Urban Farming Doc Inspiring, But Glosses Over Deeper Challenges of the Sustainable Food Movement
Film Review: Growing Cities
Urban Farming has certainly hit it big. It has a Macarthur Genius (Will Allen), a proponent in the white house (Michelle Obama), and, now, a suite of films promoting its virtues. As an urban farmer, and one who’s been interviewed for some of these films (full disclosure, including the subject of this review), I should be excited. And I am! Like so many others, I got into urban farming because I saw in it a political act to confront many social, ecological, and economic crises at once. Starting with local communities where people are — the city — we could challenge the dominant industrial food system and construct a viable alternative.
Photo courtesy MMW Horticulture Group
To see these hopes and values that got me into urban farming being spread across the country is promising. Growing Cities, one of the most recent documentaries to focus on the resurgence of urban farming in the United States, does a great job of exhibiting, explaining, and extolling this promise.
The film starts with a quote from Abraham Lincoln that — were you to not know who said it — you might attribute to a revolutionary. The quote claims that no community with the skills of growing food can be subjected to oppression. This is the underlying belief that motivated me, like so many others, to pursue urban farming as a political act. Yet, outside the appeal of this idea, the question remains: was Lincoln actually right?
Growing Cities presents clearly the motivations of urban farmers, the environmental and social stakes involved in changing the dominant food system, and the ways in which urban farming might truly form a solution. In making their film for a wide American audience, director Dan Sussman and company chose to focus on the positives of urban farming, occasionally glossing over some of the deeper challenges, complexities, and contradictions of the movement. This is understandable: as any documentary filmmaker knows, something must be left on the cutting room floor, and an hour and half is never much time to cover the full complexity of any real human issue.
For someone new to urban farming, the film offers plenty of new ideas to chew on and inspiration to act on; it is meant to draw newbies in, and I’m sure it will do just that. But for veteran urban farmers like myself, long committed to urban farming, the film only scratches the surface of the issue.
There are three issues that I felt were missing, which relate to the veracity of the Lincoln quote. Can urban farming create a ‘sustainable food system’ and ‘strengthen communities’ (two of the claims repeated in Growing Cities) if it doesn’t address the racial character of inequality in the food system and our society at large, the counter-sustainability tendencies of capitalist economies, or the reticence of those who currently profit from the existing food system to allow decentralized, community-based alternatives to flourish?

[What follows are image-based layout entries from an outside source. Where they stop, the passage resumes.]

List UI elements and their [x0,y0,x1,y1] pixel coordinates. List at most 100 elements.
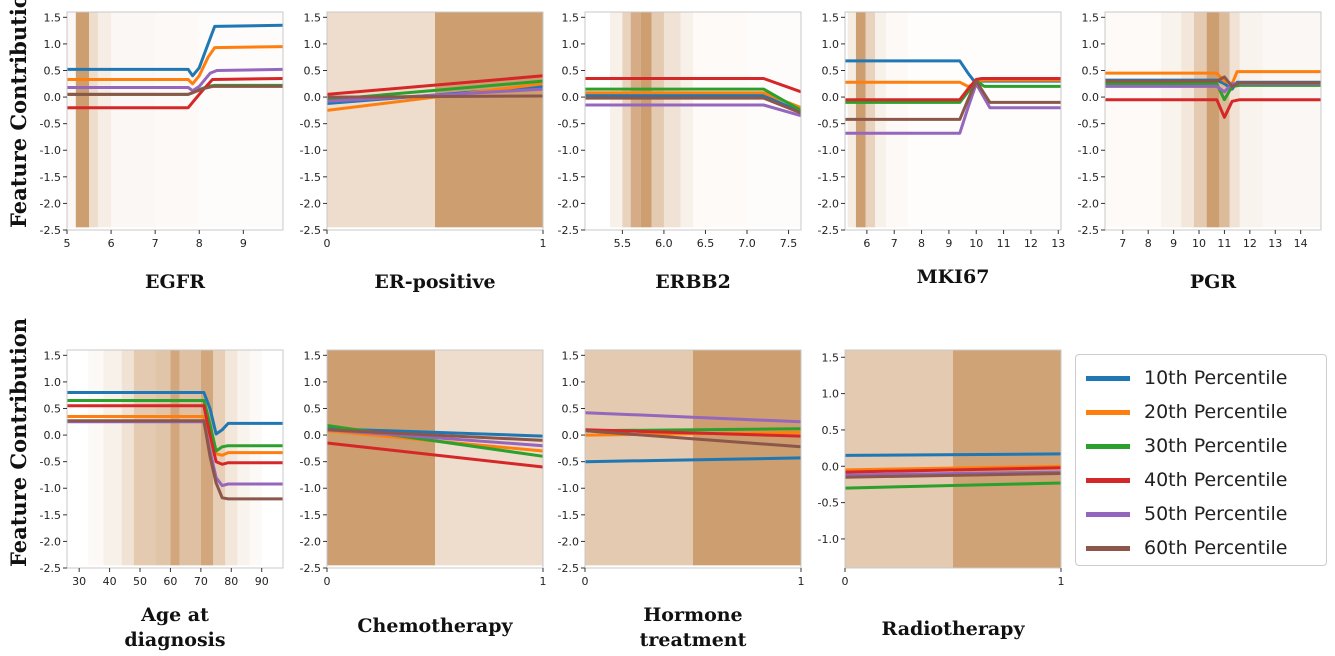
density-band [213,350,226,566]
y-tick-label: -1.5 [300,171,321,184]
y-tick-label: -1.0 [558,482,579,495]
axes-frame [326,11,544,231]
axes-frame [326,349,544,569]
density-band [249,350,262,566]
y-tick-label: -2.0 [1078,197,1099,210]
y-tick-label: -1.5 [558,509,579,522]
density-band [170,350,180,566]
series-line [585,87,802,112]
density-band [640,12,652,228]
y-tick-label: 1.5 [822,11,840,24]
y-tick-label: -2.5 [558,224,579,237]
legend-swatch [1086,409,1130,415]
y-axis-label-bottom: Feature Contribution [6,317,31,567]
series-line [1105,75,1321,88]
density-band [97,12,112,228]
density-band [75,12,90,228]
density-band [237,350,250,566]
y-tick-label: -2.5 [40,562,61,575]
y-tick-label: -2.0 [300,197,321,210]
y-tick-label: -2.5 [40,224,61,237]
series-line [67,419,283,501]
y-tick-label: 0.0 [822,460,840,473]
x-tick-label: 7.0 [738,237,756,250]
axes-frame [66,11,284,231]
panel-6: -2.5 -2.0 -1.5 -1.0 -0.5 0.0 0.5 1.0 1.5 0 1 [300,349,547,588]
y-tick-label: 0.5 [304,64,322,77]
x-tick-label: 11 [997,237,1011,250]
y-tick-label: 1.0 [1082,38,1100,51]
axes-frame [1104,11,1322,231]
x-tick-label: 8 [1145,237,1152,250]
panel-4: -2.5 -2.0 -1.5 -1.0 -0.5 0.0 0.5 1.0 1.5 7 8 9 10 11 1… [1078,11,1322,250]
y-tick-label: 1.5 [562,11,580,24]
x-tick-label: 60 [163,575,177,588]
panel-2: -2.5 -2.0 -1.5 -1.0 -0.5 0.0 0.5 1.0 1.5 5.5 6.0 6.… [558,11,802,250]
legend: 10th Percentile 20th Percentile 30th Per… [1075,354,1327,566]
y-tick-label: -0.5 [300,456,321,469]
panel-3: -2.5 -2.0 -1.5 -1.0 -0.5 0.0 0.5 1.0 1.5 6 7 8 9 10 11… [818,11,1066,250]
density-band [609,12,623,228]
panel-title: Hormone treatment [639,604,747,651]
y-tick-label: 1.5 [44,11,62,24]
legend-item: 30th Percentile [1086,429,1326,463]
axes-frame [844,11,1062,231]
series-line [67,399,283,453]
legend-label: 60th Percentile [1144,537,1288,559]
legend-item: 50th Percentile [1086,497,1326,531]
density-band [845,350,953,568]
density-band [225,350,238,566]
y-tick-label: 1.5 [1082,11,1100,24]
y-tick-label: 0.0 [44,429,62,442]
x-tick-label: 1 [798,575,805,588]
series-line [584,456,802,464]
y-tick-label: -0.5 [558,456,579,469]
x-tick-label: 8 [918,237,925,250]
x-tick-label: 90 [255,575,269,588]
density-band [953,350,1061,568]
y-tick-label: -2.5 [818,224,839,237]
y-tick-label: -1.0 [300,144,321,157]
legend-swatch [1086,443,1130,449]
y-tick-label: 1.0 [44,38,62,51]
y-tick-label: 1.0 [562,376,580,389]
panel-5: -2.5 -2.0 -1.5 -1.0 -0.5 0.0 0.5 1.0 1.5 30 40 50 60… [40,349,284,588]
y-tick-label: -1.0 [300,482,321,495]
legend-label: 30th Percentile [1144,435,1288,457]
y-tick-label: -2.0 [558,535,579,548]
density-band [1206,12,1220,228]
y-tick-label: -2.5 [558,562,579,575]
density-band [1160,12,1182,228]
x-tick-label: 7 [1119,237,1126,250]
y-tick-label: -2.5 [300,562,321,575]
series-line [845,82,1061,135]
legend-label: 40th Percentile [1144,469,1288,491]
density-band [651,12,664,228]
y-tick-label: 1.5 [304,11,322,24]
series-line [67,415,283,457]
density-band [155,12,200,228]
density-band [680,12,693,228]
series-line [845,79,1061,121]
series-line [844,464,1062,472]
x-tick-label: 9 [945,237,952,250]
x-tick-label: 0 [324,237,331,250]
density-band [179,350,201,566]
series-line [844,470,1062,477]
series-line [845,77,1061,102]
y-tick-label: 1.0 [822,388,840,401]
series-line [67,45,284,86]
y-tick-label: 1.0 [304,376,322,389]
x-tick-label: 13 [1268,237,1282,250]
y-tick-label: -1.0 [818,144,839,157]
legend-swatch [1086,545,1130,551]
x-tick-label: 6.5 [697,237,715,250]
series-line [67,391,283,436]
series-line [584,411,802,424]
density-band [67,12,76,228]
y-tick-label: 0.0 [44,91,62,104]
y-tick-label: -1.5 [300,509,321,522]
density-band [1229,12,1240,228]
y-tick-label: 0.5 [44,402,62,415]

These issues (race, capitalism, and political antagonism) are largely ignored in the film, though to the filmmakers’ credit, they make sure to include advice to would-be urban farmers from privileged backgrounds (namely, young white middle class do-gooders) that they should seek to support poorer communities of color in their own work rather than patronizingly decide what those communities need. The film’s final message that Americans should “grow where you are” and participate in this movement by starting in their own communities is one that is essential to any advocate seeking to expand the ranks of urban farmers. The movement doesn’t need self-righteous, outsider idealists: it needs relationship-based community builders.
The one question the filmmakers do ask skeptically of urban farming is whether it is “here to stay,” or is just a response to historically bad economic conditions, a pattern the filmmakers notice when surveying the past 100 years of urban farming cycles, related to world wars and economic downturns. This is an important question, and indicates the way that urban farming has in the past both tangibly helped communities facing tough times, at the same time that it has failed to undermine the ultimately unsustainable status quo of industrialism, race and class based inequality, and profit-driven urban development.
In the end, we have to accept that different forms of media are needed to create change in the food system. People need to start somewhere, and most people in the USA are probably in need of the kind of “urban farming primer” offered by Growing Cities.
Just as it is naïve to expect rooftop tomatoes to solve the food system’s problems, it is naïve to expect most Americans to jump right into a critique of capitalism, or to make the connection between racism and federal farm policy. I just hope that Dan (or someone) follows up the valuable contribution of Growing Cities with films that challenge us not to seek overly-simple solutions to complex and multi-layered problems. The food movement needs documentaries that illuminate how food system dysfunction is unavoidably political, and introduce audiences to the kinds of sophisticated and long-term political organizing needed to combat that dysfunction.